Face à ce qui nous attend, je n'ai pas l'intention de rejoindre mes parents dans leur logement qu'ils croient sans danger, ils y mourront fous de terreur. Je vais essayer de me procurer du cyanure pour en finir avant », conclut-il avec fièvre.
Après son départ, Agathe et Florent, très secoués, se posèrent plein de questions. Comment survivre à cela ? Et puis, il délire un peu, Yannis, ou alors il fréquente des sites qui parlent de l'effondrement tout le temps, il y en a plein sur les réseaux, commenta Agathe.
« Il n'a pas tout à fait tort, déclara Florent. L'état du monde est tel que beaucoup de gens espèrent ne pas finir vieux et malades. Si les prédictions de Yannis se concrétisent, ce sera encore pire. Tu es soignante, Agathe, et je comprends fort bien pourquoi tu ne supportes plus les urgences. Urgences de quoi, pour qui d'ailleurs ? Tout est devenu urgent. Il nous reste éventuellement quelques bonnes années à vivre, et puis nous serons comme tes patients, inutiles et impuissants face à une mort inexorable, et surtout pénible.
Préfères-tu finir paisiblement en avalant les drogues nécessaires, ou crever dans un monde déchiré, à prolonger ta survie en te battant entre affamés pour une gamelle de nourriture ? La terre a déjà connu des extinctions de masse, les dinosaures en sont un exemple.
Et quand je pense à tous ces ces écolos qui veulent « sauver la planète » en imposant des taxes et des interdictions qui ne servent à rien ! Leurs discours sont des mensonges pour tirer profit de la peur qu'ils propagent. Jamais une marche pour le climat n'a changé quoi que ce soit. Même en n'utilisant plus aucun véhicule, en mangeant bio, en suivant à la lettre leurs directives saugrenues, les catastrophes arrivent, et ils y passeront aussi. Faut-il vraiment les écouter, quand ils proposent aux pays pauvres de se priver des choses dont nous nous sommes goinfrés pendant des décennies ? En ce moment, ils portent comme tout le monde un masque pour se protéger d'un tout petit virus, ce covid qui tue si peu en réalité.
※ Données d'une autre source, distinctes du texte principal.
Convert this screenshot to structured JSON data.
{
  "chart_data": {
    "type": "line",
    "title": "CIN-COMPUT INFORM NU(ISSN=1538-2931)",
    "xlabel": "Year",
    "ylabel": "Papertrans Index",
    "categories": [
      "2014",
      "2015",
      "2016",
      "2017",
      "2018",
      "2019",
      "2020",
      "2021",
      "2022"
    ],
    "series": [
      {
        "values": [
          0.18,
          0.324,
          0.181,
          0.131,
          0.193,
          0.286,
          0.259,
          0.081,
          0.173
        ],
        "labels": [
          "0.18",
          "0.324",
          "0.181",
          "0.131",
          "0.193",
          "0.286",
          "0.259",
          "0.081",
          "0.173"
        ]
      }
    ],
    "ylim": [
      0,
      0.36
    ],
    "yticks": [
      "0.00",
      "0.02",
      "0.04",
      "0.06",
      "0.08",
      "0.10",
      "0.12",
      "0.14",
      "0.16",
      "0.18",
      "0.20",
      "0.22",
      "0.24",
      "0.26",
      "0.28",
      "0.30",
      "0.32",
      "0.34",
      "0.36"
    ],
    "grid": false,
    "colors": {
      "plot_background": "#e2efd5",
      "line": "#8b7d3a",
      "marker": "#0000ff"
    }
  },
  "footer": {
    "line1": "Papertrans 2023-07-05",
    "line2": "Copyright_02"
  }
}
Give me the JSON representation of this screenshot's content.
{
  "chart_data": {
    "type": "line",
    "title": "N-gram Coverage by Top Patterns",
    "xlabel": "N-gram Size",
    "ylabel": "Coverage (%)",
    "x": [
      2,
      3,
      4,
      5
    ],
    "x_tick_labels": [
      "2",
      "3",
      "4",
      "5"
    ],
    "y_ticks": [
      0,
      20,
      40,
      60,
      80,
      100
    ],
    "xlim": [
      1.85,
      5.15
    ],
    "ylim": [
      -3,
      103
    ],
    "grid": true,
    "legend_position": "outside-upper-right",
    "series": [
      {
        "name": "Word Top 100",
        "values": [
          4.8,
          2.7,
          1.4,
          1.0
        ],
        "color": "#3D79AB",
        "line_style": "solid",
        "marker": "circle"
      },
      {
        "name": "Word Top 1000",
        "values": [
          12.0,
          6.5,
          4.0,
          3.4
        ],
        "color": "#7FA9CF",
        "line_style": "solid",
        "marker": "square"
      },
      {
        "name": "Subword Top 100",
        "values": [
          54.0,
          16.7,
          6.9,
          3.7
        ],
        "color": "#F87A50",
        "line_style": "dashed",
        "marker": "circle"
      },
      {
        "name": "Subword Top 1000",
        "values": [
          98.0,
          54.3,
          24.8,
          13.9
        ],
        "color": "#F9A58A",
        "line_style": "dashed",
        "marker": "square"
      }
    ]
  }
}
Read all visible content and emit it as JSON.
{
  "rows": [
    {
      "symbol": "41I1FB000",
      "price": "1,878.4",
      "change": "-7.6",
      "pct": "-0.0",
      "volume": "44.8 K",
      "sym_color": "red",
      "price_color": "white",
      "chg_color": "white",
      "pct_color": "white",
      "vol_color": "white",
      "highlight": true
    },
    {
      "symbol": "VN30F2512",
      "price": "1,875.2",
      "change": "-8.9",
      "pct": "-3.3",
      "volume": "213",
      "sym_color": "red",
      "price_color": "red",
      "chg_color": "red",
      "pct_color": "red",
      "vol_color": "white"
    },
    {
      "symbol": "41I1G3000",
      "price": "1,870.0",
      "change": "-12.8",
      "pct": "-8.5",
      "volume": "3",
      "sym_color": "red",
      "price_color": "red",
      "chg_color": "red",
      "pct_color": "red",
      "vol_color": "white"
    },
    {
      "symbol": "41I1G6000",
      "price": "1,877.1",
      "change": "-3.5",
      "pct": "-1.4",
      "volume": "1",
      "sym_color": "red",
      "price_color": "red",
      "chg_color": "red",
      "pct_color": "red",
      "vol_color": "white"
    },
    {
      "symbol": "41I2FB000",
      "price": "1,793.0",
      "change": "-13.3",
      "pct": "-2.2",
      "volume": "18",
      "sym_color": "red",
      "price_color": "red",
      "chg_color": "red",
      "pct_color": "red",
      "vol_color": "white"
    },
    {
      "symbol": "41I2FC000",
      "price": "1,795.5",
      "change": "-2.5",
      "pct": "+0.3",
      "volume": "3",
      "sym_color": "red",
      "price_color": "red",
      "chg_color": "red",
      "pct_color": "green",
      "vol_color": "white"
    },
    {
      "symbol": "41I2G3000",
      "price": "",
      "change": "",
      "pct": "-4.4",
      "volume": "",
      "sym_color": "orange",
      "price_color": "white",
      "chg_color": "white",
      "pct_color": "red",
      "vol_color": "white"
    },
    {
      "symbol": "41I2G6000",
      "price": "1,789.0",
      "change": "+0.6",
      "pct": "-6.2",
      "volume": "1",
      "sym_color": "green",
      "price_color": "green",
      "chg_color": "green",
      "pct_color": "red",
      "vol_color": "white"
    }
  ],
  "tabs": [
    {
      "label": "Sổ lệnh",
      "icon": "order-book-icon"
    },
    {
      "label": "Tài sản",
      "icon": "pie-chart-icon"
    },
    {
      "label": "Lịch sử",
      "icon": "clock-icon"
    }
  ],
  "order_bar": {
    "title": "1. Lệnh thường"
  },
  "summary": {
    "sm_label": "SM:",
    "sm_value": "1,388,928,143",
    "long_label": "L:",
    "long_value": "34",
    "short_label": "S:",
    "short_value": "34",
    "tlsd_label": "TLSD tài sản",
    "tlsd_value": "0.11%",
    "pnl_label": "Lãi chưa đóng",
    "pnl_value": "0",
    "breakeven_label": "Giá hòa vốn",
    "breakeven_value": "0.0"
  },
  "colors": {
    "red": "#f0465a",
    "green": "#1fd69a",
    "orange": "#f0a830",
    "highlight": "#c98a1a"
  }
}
Ils feront comment, avec les saloperies qui vont émerger du permafrost décongelé ? Une marche de plus ? Une grève de l'école ? d'autres gestes citoyens, écoresponsables, comme ils disent avec leur novlangue exaspérante. Interdire le foie gras, ou encore rendre obligatoire l'écriture inclusive, on va où avec ces bêtises ? »
« C'est bien gentil de ta part de parler de ça alors que nous sommes en vacances, mais à quoi ça peut servir ? » Agathe voulut désamorcer la colère bien compréhensible de son compagnon.
« Je suis au courant, ajouta-t-elle : la propagande écolo jour et nuit dans les médias, leurs inutiles leçons de morale, et tout le reste. Pensons à autre chose. Allons nous baigner sur la petite plage déserte située à deux km d'ici, et ce soir, pourquoi ne pas goûter les feuilles de vigne farcie du petit resto d'à côté ? Les grecs sont des gens sympas, non ? J'ai même remarqué une énorme différence entre les vieux du coin et les nôtres en France aujourd'hui : ils sortent des chaises devant la porte de leurs maisons, bavardent ou jouent aux cartes, et surtout, ils ne sont pas enfermés jusqu'à leur mort dans une maison de retraite inhumaine et coûteuse comme chez nous. Le régime crétois a du bon, et pas seulement en cuisine. »
Sur la plage de galets, il n'y avait personne, et le couple oublia rapidement toutes ces histoires de fin du monde en faisant des longueurs de brasse, avant de manger des poissons frits, attablés à la terrasse du petit restaurant de plage. Les vacances reprennent leur cours normal, se dirent-ils en rentrant se coucher chez Yannis. Et ce fut le cas les deux jours suivants, parce qu'ils évitaient leur hôte sinistre, qui devait rejoindre Sitia et ses complexes touristiques pour y tenir des concerts de jazz que personne n'écoutait selon ses dires.
La maison était à eux à partir de midi, le temps suspendu entre de longues baignades et leurs étreintes amoureuses, avec une intensité qu'ils n'avaient pas connue depuis longtemps.